La compagnie a 20 ans. Quelle réflexion menez-vous sur la mémoire des corps ?

Quand nous avons commencé à travailler sur cette carte blanche, il y avait des réflexes qui revenaient. Comme s’il y avait une mémoire des mouvements, une gestuelle qui était là. J’ai trouvé cela intéressant de partir de ces mouvements et de les remettre au service d’une chorégraphie. Les danseurs vont marquer de leur gestuelle, de leur danse à un endroit précis de cette création.
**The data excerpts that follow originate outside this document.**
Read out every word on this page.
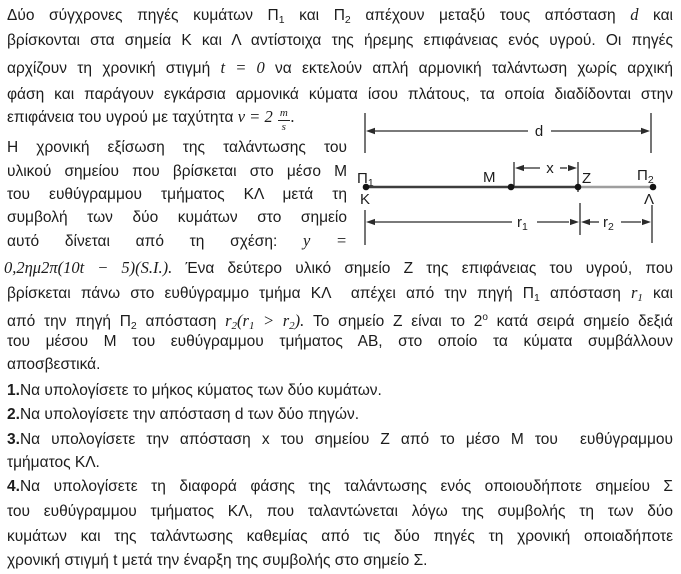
Δύο σύγχρονες πηγές κυμάτων Π1 και Π2 απέχουν μεταξύ τους απόσταση d και
βρίσκονται στα σημεία Κ και Λ αντίστοιχα της ήρεμης επιφάνειας ενός υγρού. Οι πηγές
αρχίζουν τη χρονική στιγμή t = 0 να εκτελούν απλή αρμονική ταλάντωση χωρίς αρχική
φάση και παράγουν εγκάρσια αρμονικά κύματα ίσου πλάτους, τα οποία διαδίδονται στην
επιφάνεια του υγρού με ταχύτητα $v = 2 \frac{m}{s}$ .
Η χρονική εξίσωση της ταλάντωσης του
υλικού σημείου που βρίσκεται στο μέσο Μ
του ευθύγραμμου τμήματος ΚΛ μετά τη
συμβολή των δύο κυμάτων στο σημείο
αυτό δίνεται από τη σχέση: y =
0,2ημ2π(10t − 5)(S.I.). Ένα δεύτερο υλικό σημείο Ζ της επιφάνειας του υγρού, που
βρίσκεται πάνω στο ευθύγραμμο τμήμα ΚΛ  απέχει από την πηγή Π1 απόσταση r1 και
από την πηγή Π2 απόσταση r2(r1 > r2). Το σημείο Ζ είναι το $2^o$ κατά σειρά σημείο δεξιά
του μέσου Μ του ευθύγραμμου τμήματος ΑΒ, στο οποίο τα κύματα συμβάλλουν
αποσβεστικά.
1.Να υπολογίσετε το μήκος κύματος των δύο κυμάτων.
2.Να υπολογίσετε την απόσταση d των δύο πηγών.
3.Να υπολογίσετε την απόσταση x του σημείου Ζ από το μέσο Μ του  ευθύγραμμου
τμήματος ΚΛ.
4.Να υπολογίσετε τη διαφορά φάσης της ταλάντωσης ενός οποιουδήποτε σημείου Σ
του ευθύγραμμου τμήματος ΚΛ, που ταλαντώνεται λόγω της συμβολής τη των δύο
κυμάτων και της ταλάντωσης καθεμίας από τις δύο πηγές τη χρονική οποιαδήποτε
χρονική στιγμή t μετά την έναρξη της συμβολής στο σημείο Σ.
d
x
$\Pi_1$
K
M	Z	$\Pi_2$
Λ
$r_1$	$r_2$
Pourquoi ne dansez-vous pas avec eux ?

J’ai hésité. Bien sûr, ils m’ont titillé. Depuis que je suis à Créteil, je suis beaucoup sollicité à plusieurs endroits et j’ai pris moins de temps pour moi, pour ma danse. Cela a été dur à accepter. J’ai trop peu de temps. Je suis dans un tourbillon. J’accompagne la relève et cela me plaît beaucoup. Les occasions pour danser sont encore là pour des événements ponctuels.

Quels sont vos rêves pour les prochaines années ?

Nous continuons toujours à rêver, à partager des émotions avec le spectateur, à faire que cette danse soit toujours accompagnée, reconnue. Même si un grand pas a été fait ces dernières années. Il y a encore du travail à effectuer. On a encore l’impression que tout peut s’arrêter d’un jour à l’autre. C’est ce qui nous anime et nous pousse à créer. Il faut donner confiance à nos jeunes dans les quartiers pour leur passer le relais.

Infos pratiques

  • Mardi 1er octobre à 20 heures au théâtre du Grand Forum à Louviers.
  • Tarifs : de 16 à 5 €.  Pour les étudiants :  carte Culture.